Summary
In Ben Ami v. Ben Ami, 191 N.Y.S.2d 369 (1st Dep't 1959), aff'd 203 N.Y.S.2d 924 (1960) (Mem), the Court of Appeals found no occasion to depart from the controlling principle that a separation agreement between parents providing for support and maintenance of the children may not in the ordinary case be enforced by the children.

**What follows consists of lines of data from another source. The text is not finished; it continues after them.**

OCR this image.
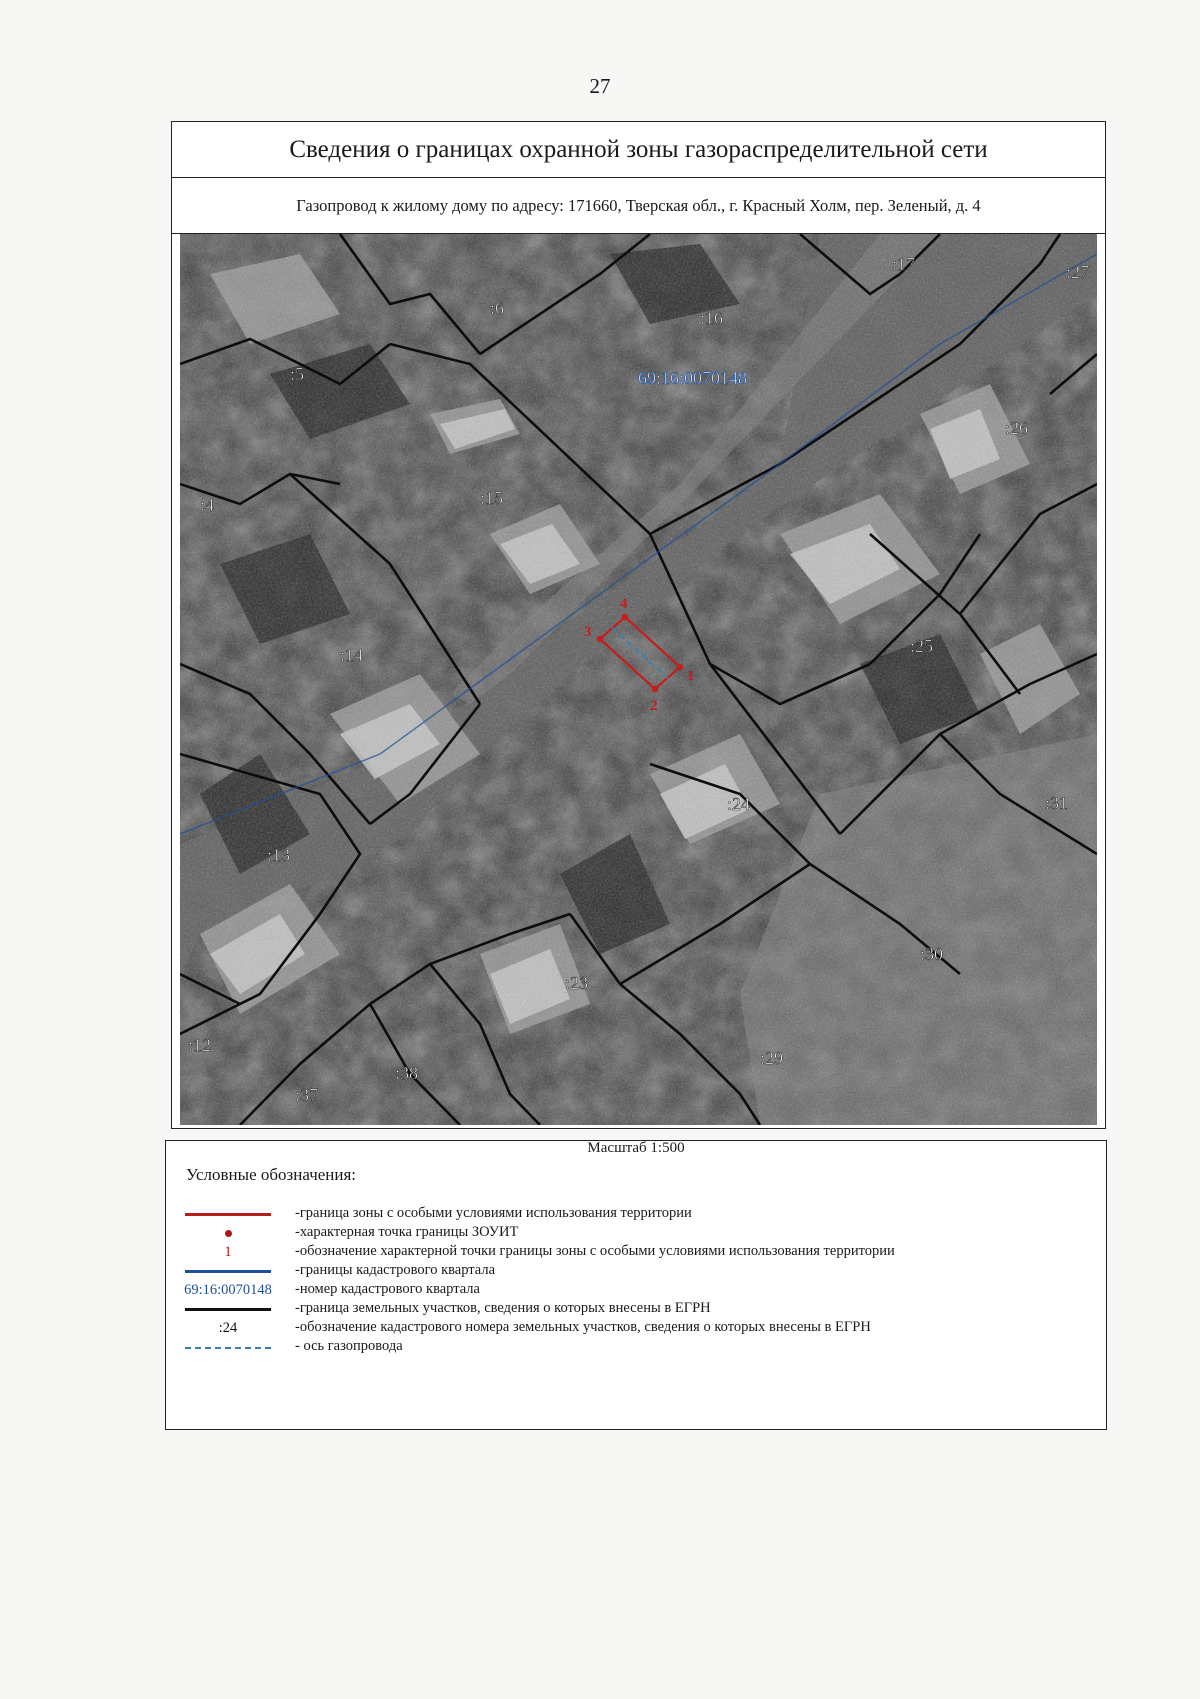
27
Сведения о границах охранной зоны газораспределительной сети
Газопровод к жилому дому по адресу: 171660, Тверская обл., г. Красный Холм, пер. Зеленый, д. 4
1
2
3
4
69:16:0070148
:17	:27
:6	:16
:5
:26
:4	:15
:14	:25
:24	:31
:13
:30
:23
:12
:29
:38
:37
Масштаб 1:500
Условные обозначения:
-граница зоны с особыми условиями использования территории
-характерная точка границы ЗОУИТ
1	-обозначение характерной точки границы зоны с особыми условиями использования территории
-границы кадастрового квартала
69:16:0070148 -номер кадастрового квартала
-граница земельных участков, сведения о которых внесены в ЕГРН
:24	-обозначение кадастрового номера земельных участков, сведения о которых внесены в ЕГРН
- ось газопровода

Summary of this case from State Farm Life & Accident Assurance, Co. v. D'AllessandroOpinion
October 6, 1959
Orders granting defendant's motion under subdivisions 2 and 4 of rule 106 of the Rules of Civil Practice to dismiss the complaint and denying plaintiffs' motion for leave to serve a supplemental complaint are unanimously affirmed, on the law, with $20 costs and disbursements to defendant-respondent. Plaintiffs, the infant children of defendant, their divorced father, sue on a separation agreement. The agreement grants defendant certain visitation rights and requires defendant, among other things, to make payments, in part to the mother and in part to a third person, the "trustee", for the support and maintenance of plaintiffs. There is no occasion to depart from the controlling principle that a separation agreement between parents providing for payments to another for the support and maintenance of the children may not, in the ordinary case, be enforced by the children. It may be otherwise when there is a showing that the mother, the contracting party, or the designated payee, refused to sue, or was incapable of bringing action. In that event, the mother, or designated payee, if available, would normally be a necessary party and the judgment would normally provide for payment to those to whom payments are required to be made by the separation agreement. ( Kendall v. Kendall No. 1, 200 App. Div. 702; cf. Borax v. Borax, 4 N.Y.2d 113, 116; see Kendall v. Kendall No. 2, 200 App. Div. 706.) Since the complaint must be dismissed under this principle, it is not determined whether plaintiffs have independent standing to enforce other provisions of the separation agreement referred to in the proposed supplemental complaint embracing such matters as defendant's irrevocable designation of them as beneficiaries of his life insurance policies.
Concur — Breitel, J.P., M.M. Frank, Valente, McNally and Stevens, JJ.